= Challo Driver =

2012 film

Challo Driver is Hindi movie released on 20 July 2012, produced by Ronicka Kandhari and starring Kainaz Motivala, Vickrant Mahajan, Prem Chopra, Manoj Pahwa, Tariq Vasudeva, Juhi Pande and Silky Khanna.

==Plot==

The film stars Prem Chopra as Arjun Kapoor's (Vickrant Mahajan) grandfather. He (Prem) wants someone to come into his grandson's life who would change his life completely. Arjun is very strict by nature and changes his driver five times a month. This behaviour makes Prem upset. But suddenly a female driver, Tanya (Kainaz Motivala), comes into his life, and the whole story changes, respectively.

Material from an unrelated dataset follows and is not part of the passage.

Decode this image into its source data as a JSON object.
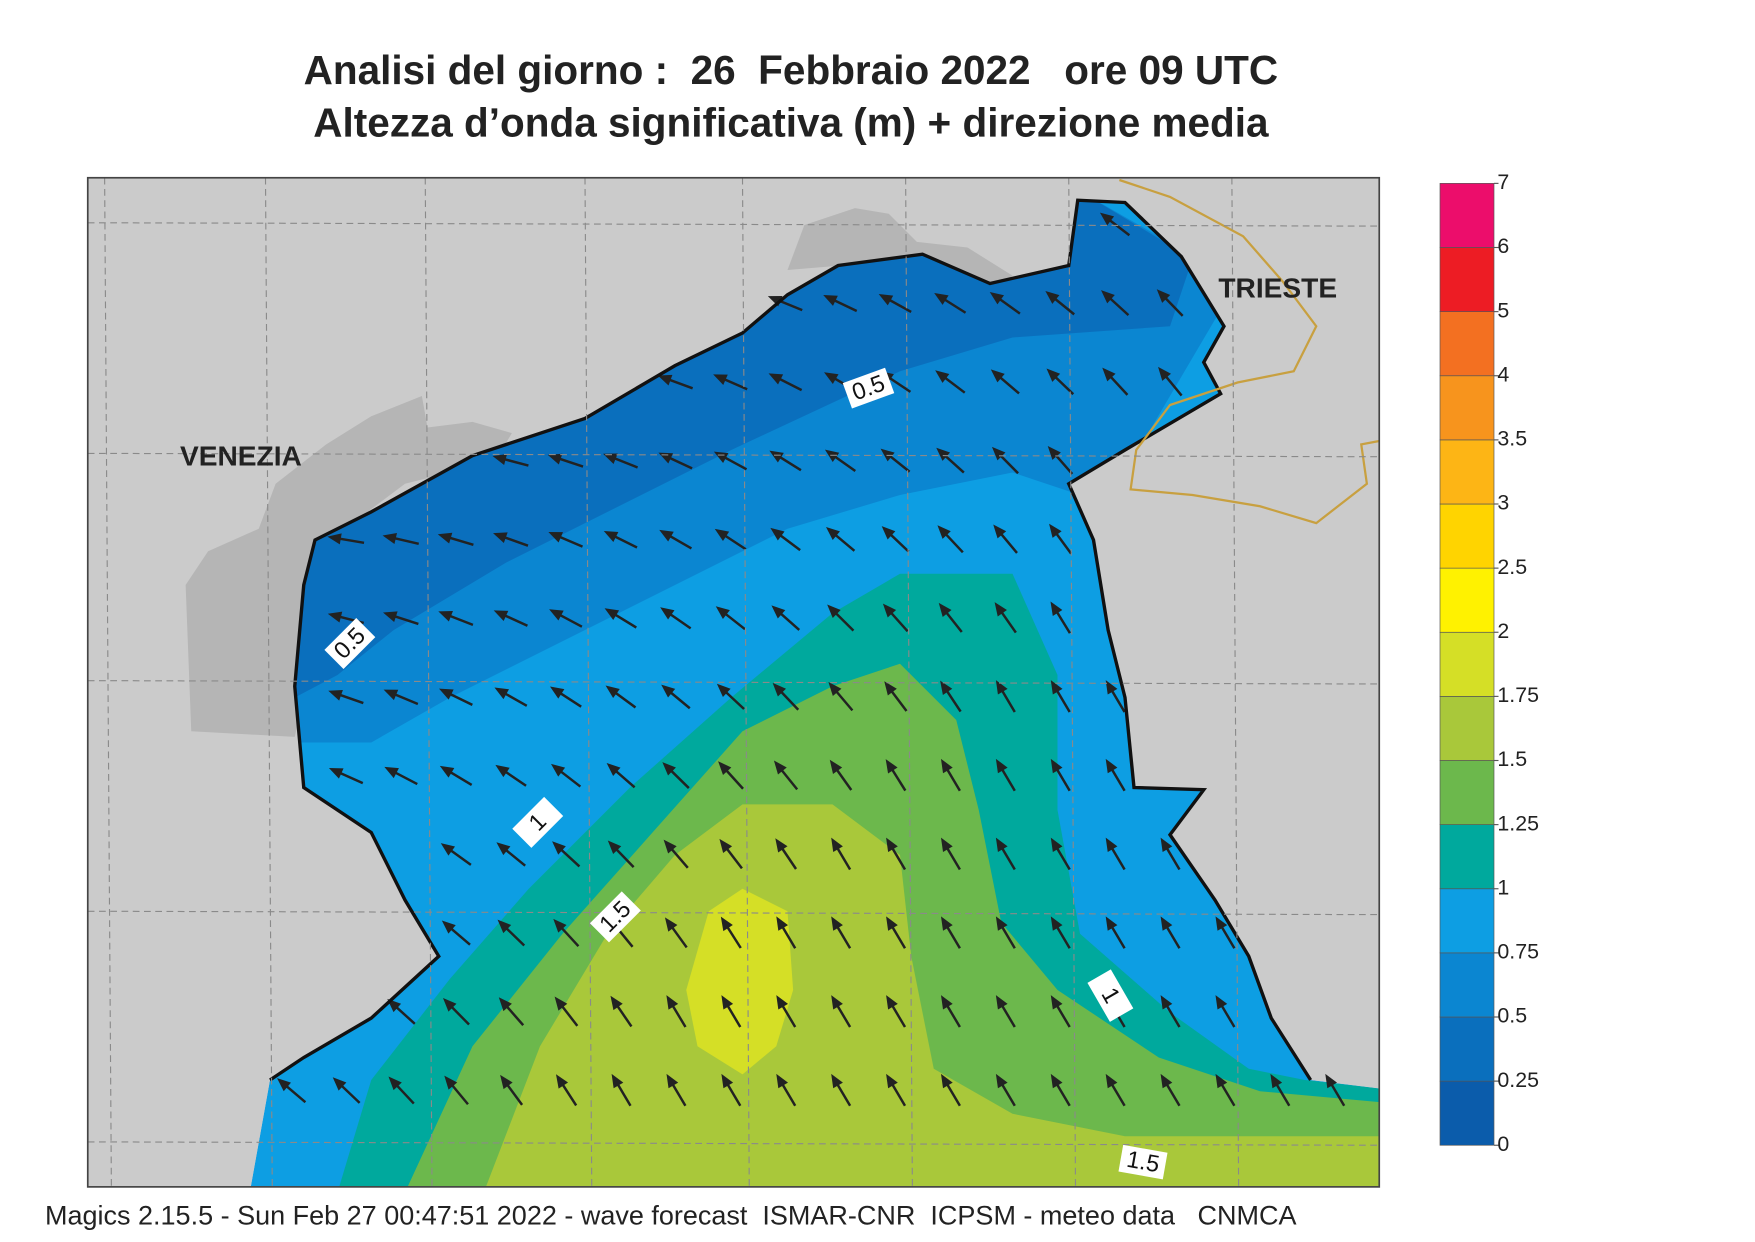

At last, Arjun marries the female driver, and the story ends successfully.

== Soundtrack ==

| No. | Title | Singer(s) | Length |
|---|---|---|---|
| 1. | "Kudi Pataki Driver" | Mika Singh, Hard Kaur, Gaurav Dayal |  |
| 2. | "Dehle Pa Gulla" | Labh Janjua, Gaurav Dayal |  |
| 3. | "Wakhre Wakhre Kaam" | Aditi Veena, Gaurav Dayal |  |
| 4. | "Umangon Ka Karwan" | Shaan, Raktima |  |
| 5. | "Iftefaq Hai Dastaan Hai" | Shubhankar Dutta |  |

==Reception==
The movie got overall average reviews with Times of India reviewer Madhureeta Mukherjee giving it two stars. A review in DNA India was negative about the production.